O principal jornal da Alemanha chama-se singelamente: FRANKFURTER ALLGEMEINE ZEITUNG. Frankfurter (aquele que é de Frankfurt) Allgemeine (all=todos; gemeine=comum) Zeitung (Zeit=tempo; Tung=processamento, juntas querem dizer jornal). Resumindo: Jornal de Frankfurt
A estrutura das frases é também curiosa. Se você precisar dizer para alguém que não fala português, a frase será: Eu não falo português. No inglês seguirá a mesma estrutura: I dont speak english. E no espanhol igual: Yo no hablo español.
No entanto, se quiser dizer o mesmo em alemão teremos: Ich sprechen nicht Deutsch. Ou seja: Eu falo não alemão. Ou seja, a negação vem no final. É por isso que dizem que um tem que esperar a frase ser dita até o final, pois será apenas com a frase completa que o sentido da mensagem será entendido. Talvez seja por isso que Caetano Veloso cantou em Língua, um de seus sucessos, que só seria possível filosofar em alemão. E nisso temos Thomas Mann, Karl Marx, Nietzsche, Adorno, Walter Benjamin, Engels, Goethe, Habermas, Kant, Schopenhauer. Ou seja, os alemães influenciaram todo mundo!

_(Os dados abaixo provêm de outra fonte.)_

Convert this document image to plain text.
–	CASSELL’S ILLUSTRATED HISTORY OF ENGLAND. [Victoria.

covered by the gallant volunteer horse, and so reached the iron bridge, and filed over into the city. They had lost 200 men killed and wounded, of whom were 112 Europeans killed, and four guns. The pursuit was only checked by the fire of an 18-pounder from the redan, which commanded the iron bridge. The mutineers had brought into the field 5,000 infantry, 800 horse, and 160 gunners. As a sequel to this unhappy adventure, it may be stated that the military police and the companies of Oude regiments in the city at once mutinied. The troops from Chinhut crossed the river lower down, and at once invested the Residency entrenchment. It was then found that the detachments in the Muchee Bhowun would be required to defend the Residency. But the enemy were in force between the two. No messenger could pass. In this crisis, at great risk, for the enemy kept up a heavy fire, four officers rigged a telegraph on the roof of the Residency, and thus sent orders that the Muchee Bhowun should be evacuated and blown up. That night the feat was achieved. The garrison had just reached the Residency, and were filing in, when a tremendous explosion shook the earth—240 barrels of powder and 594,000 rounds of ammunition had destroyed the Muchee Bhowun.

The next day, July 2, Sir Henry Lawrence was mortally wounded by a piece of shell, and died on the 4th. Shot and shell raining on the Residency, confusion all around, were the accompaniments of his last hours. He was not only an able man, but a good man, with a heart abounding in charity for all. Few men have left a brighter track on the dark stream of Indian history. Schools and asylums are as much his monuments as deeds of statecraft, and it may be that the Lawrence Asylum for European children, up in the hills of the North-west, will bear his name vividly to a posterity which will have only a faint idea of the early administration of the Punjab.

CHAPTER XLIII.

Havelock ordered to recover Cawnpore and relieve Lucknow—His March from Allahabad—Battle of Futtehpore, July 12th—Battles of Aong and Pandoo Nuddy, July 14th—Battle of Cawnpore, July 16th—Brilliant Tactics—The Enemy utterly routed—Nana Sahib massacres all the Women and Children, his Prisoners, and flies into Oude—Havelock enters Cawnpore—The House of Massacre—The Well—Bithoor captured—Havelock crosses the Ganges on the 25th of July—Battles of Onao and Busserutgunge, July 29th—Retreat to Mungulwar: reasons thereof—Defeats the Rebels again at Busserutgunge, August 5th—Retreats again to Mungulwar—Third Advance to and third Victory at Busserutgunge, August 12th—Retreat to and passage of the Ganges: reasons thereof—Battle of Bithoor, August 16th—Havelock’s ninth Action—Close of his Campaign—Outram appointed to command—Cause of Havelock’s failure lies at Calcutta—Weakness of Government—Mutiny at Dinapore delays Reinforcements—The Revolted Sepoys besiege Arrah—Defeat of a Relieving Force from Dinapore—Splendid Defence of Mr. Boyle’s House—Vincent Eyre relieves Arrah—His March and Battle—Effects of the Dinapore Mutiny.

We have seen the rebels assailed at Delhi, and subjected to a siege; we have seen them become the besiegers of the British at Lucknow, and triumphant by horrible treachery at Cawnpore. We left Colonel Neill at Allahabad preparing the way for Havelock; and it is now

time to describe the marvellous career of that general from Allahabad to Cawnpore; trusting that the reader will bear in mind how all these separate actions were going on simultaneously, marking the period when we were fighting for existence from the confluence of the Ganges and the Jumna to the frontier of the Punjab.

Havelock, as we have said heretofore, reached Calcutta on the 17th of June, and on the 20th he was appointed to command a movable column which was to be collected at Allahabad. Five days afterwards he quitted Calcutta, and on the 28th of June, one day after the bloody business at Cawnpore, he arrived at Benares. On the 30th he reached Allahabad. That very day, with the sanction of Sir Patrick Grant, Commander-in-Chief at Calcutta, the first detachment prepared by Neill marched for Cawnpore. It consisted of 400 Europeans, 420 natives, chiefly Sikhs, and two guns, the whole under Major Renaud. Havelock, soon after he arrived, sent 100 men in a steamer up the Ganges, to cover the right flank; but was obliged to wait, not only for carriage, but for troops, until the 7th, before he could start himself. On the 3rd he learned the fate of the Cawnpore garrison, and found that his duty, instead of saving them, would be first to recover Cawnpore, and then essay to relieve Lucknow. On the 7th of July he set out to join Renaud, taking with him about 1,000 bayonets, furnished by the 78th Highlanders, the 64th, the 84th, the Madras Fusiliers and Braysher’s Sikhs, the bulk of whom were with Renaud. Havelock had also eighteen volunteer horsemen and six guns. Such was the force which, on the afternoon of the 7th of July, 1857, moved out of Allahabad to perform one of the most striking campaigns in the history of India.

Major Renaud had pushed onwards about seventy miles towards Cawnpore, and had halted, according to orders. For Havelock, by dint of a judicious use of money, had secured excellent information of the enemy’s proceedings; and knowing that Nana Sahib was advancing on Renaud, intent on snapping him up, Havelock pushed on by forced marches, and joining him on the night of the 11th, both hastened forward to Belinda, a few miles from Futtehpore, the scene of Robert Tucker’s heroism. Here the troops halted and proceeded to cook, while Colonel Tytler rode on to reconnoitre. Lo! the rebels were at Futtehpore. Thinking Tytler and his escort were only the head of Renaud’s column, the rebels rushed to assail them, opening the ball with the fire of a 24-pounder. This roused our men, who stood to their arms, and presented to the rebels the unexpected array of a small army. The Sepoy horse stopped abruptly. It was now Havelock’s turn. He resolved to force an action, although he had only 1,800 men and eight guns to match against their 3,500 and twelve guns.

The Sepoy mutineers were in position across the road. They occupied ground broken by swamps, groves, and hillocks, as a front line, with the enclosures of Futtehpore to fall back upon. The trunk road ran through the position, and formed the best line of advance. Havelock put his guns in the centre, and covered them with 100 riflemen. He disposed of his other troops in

E é claro que os alemães não ficariam para trás quando o assunto fosse as finanças. Os bancos alemães sempre foram potências. Vale lembrar que as viagens lusitanas para o além-mar eram financiadas em parte por banqueiros germânicos.
O Brasil, apesar de pouco sabido, teve uma forte relação comercial com a Alemanha desde a vinda da família real até a II Guerra Mundial. Depois da entrada do Brasil na II Guerra, quando os EUA convenceram Getúlio Varga$ a trocar de lado, todas as parcerias comerciais, tecnológicas, culturais e científicas foram interrompidas. Hoje fica claro que perdemos muito mais do que ganhamos.
A Europa está caótica. Muito em parte pela insensatez de seus governantes e, acima de tudo, de empresários inescrupulosos que jogaram com as bolsas de valores de forma irresponsável e ilegal (para este tema vale pedir na sua locadora o documentário - vencedor do Oscar 2011 - Trabalho Interno (Inside Job)).
Os alemães estão segurando as pontas, não se sabe até quando.